The bug-eyed best deputy with a reckless look raised the yataghan. It was necessary to interfere promptly. “Briskus-quickus!” Tanya muttered in an undertone, unnoticeably letting out a green spark. This plain, frequently used spell worked excellently against both ghosts and simple bio-vampires like the curtains. Not without reason Medusa taught it in the first lesson on evil spirits studies. The Curtains instantly went limp and Aunt Ninel could get out.

“Ugh! I can breathe again!” she was pleased, but suddenly began to squeal, seeing above her Uncle Herman with the raised yataghan and his eyes screwed up. Durnev was pale and determined. True, such trembling struck him that the bright blade jumped in his hands, presenting explicit danger to both Uncle Herman himself and those around him. The following five minutes was spent disarming the best deputy and sheathing the yataghan.

“What was it? Ah, understandable… I hung the curtains poorly. They fell from the ledge, I got tangled and almost choked… But only how could they fly so far away from the window?” Aunt Ninel groaned, opening the medicine drawer.

Tanya sensed that it was awkward for her aunt that she appeared before the girl looking so foolish. Tanya wanted to explain that Black Curtains would suffocate no one. They would only spy into dreams in order to show them later all day. But Uncle Herman did not allow her to open her mouth. Coming to and discovering that Tanya was in their bedroom, he began to jump on the spot and howl, “And what did you get here for? Well, march to bed, until I hand you over to the orphanage! Why kind of habit did you pick up roaming around the apartment at night?”
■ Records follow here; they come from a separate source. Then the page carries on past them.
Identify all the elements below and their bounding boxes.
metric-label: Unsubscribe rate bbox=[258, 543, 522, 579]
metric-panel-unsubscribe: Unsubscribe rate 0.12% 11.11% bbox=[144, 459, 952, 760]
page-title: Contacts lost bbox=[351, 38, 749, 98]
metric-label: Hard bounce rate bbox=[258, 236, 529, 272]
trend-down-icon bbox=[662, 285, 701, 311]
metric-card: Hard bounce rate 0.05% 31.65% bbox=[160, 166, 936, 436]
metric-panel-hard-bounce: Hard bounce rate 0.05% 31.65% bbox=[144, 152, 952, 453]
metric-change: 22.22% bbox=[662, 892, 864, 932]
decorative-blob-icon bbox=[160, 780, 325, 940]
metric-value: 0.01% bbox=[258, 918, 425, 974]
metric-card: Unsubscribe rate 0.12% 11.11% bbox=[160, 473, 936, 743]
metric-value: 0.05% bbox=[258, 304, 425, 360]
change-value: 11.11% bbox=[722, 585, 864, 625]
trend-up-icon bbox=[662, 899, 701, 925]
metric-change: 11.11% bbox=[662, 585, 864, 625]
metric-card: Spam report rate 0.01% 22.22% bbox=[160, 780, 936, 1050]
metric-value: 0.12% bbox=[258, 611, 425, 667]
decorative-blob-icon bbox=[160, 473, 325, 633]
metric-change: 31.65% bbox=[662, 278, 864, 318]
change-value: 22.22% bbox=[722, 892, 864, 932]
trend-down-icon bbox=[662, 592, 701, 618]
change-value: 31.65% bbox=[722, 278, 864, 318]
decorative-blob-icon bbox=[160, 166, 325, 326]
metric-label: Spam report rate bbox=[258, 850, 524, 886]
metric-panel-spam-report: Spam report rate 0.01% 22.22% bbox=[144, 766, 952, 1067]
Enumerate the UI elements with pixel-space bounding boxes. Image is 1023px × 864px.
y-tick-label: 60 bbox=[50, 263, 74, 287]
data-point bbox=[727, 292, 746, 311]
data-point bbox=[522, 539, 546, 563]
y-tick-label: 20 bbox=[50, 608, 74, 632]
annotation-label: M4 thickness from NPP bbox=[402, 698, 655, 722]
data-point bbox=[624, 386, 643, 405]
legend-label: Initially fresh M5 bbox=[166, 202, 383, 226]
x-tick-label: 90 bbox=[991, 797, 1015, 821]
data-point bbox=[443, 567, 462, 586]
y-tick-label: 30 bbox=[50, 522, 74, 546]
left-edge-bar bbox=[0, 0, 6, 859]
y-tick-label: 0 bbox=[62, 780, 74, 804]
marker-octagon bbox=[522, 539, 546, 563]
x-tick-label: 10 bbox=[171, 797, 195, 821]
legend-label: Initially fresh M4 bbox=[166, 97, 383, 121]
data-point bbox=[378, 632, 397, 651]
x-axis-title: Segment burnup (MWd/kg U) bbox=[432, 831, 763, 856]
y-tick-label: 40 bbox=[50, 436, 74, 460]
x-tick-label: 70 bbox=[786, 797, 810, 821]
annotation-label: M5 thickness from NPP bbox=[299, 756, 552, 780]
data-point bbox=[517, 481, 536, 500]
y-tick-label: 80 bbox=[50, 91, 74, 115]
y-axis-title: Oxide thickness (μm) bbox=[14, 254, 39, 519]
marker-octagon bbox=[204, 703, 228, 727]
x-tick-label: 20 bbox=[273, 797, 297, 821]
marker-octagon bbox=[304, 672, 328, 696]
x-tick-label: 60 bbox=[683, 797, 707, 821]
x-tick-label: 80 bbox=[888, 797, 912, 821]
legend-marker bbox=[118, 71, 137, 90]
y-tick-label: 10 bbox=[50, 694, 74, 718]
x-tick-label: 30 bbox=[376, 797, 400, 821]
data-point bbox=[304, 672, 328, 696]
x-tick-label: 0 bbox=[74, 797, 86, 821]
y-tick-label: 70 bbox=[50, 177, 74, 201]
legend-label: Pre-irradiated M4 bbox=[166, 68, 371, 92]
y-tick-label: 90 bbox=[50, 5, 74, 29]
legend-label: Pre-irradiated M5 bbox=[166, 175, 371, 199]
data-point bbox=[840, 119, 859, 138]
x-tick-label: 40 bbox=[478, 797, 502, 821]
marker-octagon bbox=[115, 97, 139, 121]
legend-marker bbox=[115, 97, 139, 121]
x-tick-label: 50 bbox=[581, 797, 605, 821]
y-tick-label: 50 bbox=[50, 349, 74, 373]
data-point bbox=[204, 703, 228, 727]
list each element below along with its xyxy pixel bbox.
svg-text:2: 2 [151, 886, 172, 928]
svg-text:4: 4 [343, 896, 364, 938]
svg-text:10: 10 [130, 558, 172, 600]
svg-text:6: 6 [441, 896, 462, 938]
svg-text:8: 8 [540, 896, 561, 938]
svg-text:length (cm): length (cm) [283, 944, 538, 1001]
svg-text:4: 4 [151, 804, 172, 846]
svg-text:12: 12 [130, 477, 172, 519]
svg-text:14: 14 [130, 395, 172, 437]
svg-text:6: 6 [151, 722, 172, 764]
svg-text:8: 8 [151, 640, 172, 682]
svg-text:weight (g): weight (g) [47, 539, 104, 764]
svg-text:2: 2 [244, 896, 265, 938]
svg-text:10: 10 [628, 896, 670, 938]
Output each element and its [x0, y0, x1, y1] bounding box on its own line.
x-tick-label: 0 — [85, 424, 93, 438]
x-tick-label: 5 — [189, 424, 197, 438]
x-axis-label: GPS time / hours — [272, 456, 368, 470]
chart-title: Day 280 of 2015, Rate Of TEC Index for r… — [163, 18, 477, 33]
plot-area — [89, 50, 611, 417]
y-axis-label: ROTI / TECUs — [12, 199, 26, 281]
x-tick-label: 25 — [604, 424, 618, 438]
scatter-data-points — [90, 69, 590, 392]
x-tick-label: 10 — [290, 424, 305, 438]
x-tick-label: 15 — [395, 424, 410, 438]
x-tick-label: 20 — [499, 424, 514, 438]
“Please look over there!” Tanya said, nodding to Aunt Ninel. Uncle Herman turned around. “Wait, Ninelie, you’re already drinking a third phial of valerian! You’ll calm down so much like you’re dead!” he began to worry.

“I’m shaking all over!” Aunt Ninel said in an icy voice.

Uncle Herman decisively took Tanya by the shoulder and pushed her to the door. But still, before the door was slammed shut, the girl saw that Black Curtains was already mirroring with all its might some dark-blue cutlets with paws, doing a round-dance around a huge fir tree with a sausage for a trunk and sausages as branches… So here is what Aunt Ninel was dreaming about, the third week she tried unsuccessfully to get into the new dress!

Tanya knocked herself on the forehead with a bent finger and returned to the sofa. Thinking to herself what oafs the Durnevs were all the same, she again intended to lie down to sleep when suddenly someone began to drum persistently on the window. Outside the window was the same cupid, managing to get around here and there amazingly quickly: all in one night.

This time the cupid had equipped himself much more industriously. He was without the suspenders, and a dark-blue scarf was wound around his neck. The cupid exchanged Sardanapal’s letter for three gingerbreads and a jar of jam, loudly took a deep breath, and flew away in an extremely business-like manner.